Наиболее новым, наиболее ярким из того, что заслуживает внимания читателей, мне показался сам человек, сама основа и проявления личной жизни русских как народа. Специалисты могут спокойно изучать и анализировать различные стороны советской системы, пребывая на расстоянии. Что касается репортера, находящегося непосредственно в гуще описываемой жизни, то он может лишь передать те реальные ощущения, те чувства, которые испытываешь, когда бываешь у русских дома, наблюдаешь, как они общаются со своими детьми, ходишь вместе с ними в их бани и слушаешь их шутки, когда стоишь с ними в очередях или отдыхаешь на загородных дачах для избранных, участвуешь в разговорах о том, что в действительности происходит на фабриках и заводах, узнаешь, как представляют себе люди внешний мир и что значит для них Россия.

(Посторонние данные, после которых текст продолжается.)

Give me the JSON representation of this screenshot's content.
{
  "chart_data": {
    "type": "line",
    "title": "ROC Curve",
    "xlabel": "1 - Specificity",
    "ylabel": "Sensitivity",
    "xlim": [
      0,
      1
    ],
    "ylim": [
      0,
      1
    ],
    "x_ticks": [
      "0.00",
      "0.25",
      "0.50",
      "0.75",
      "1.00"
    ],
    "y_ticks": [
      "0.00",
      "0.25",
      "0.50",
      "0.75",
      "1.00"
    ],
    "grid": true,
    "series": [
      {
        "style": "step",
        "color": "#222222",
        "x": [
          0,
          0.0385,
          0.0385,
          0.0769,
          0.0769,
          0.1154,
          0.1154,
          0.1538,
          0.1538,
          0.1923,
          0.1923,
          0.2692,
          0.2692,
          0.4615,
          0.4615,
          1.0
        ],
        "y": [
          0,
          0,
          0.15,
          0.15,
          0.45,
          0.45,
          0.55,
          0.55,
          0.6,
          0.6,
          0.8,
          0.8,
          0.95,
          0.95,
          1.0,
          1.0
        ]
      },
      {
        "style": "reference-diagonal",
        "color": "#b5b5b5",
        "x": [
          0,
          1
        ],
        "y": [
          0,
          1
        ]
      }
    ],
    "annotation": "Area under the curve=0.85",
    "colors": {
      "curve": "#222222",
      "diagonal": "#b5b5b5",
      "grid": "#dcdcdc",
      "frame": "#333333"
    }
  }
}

Меня притягивали, разумеется, не любые детали, а именно те, часто не привлекавшие внимания других журналистов, стороны жизни, которые помогают понять характерные черты русских как народа, понять общество, которое они составляют, и эпоху, в которую они живут и трудятся.

Невозможно в одной единственной книге показать, что такое Россия, тем более, если эта книга написана на основании опыта и наблюдений корреспондента, побывавшего в этой стране только один раз. За три с лишним года моего пребывания на посту заведующего московским бюро газеты «Нью-Йорк таймс» я разобрался в окружающем лишь настолько, насколько это позволили мне время и советские власти. Мой рассказ основан на том, что я узнал и увидел лично. Однако я стремился не просто записывать наиболее яркие свои впечатления, но, главное, проникнуть в сущность увиденного, в смысл того, что сами русские мне рассказывали о себе и о своем образе жизни.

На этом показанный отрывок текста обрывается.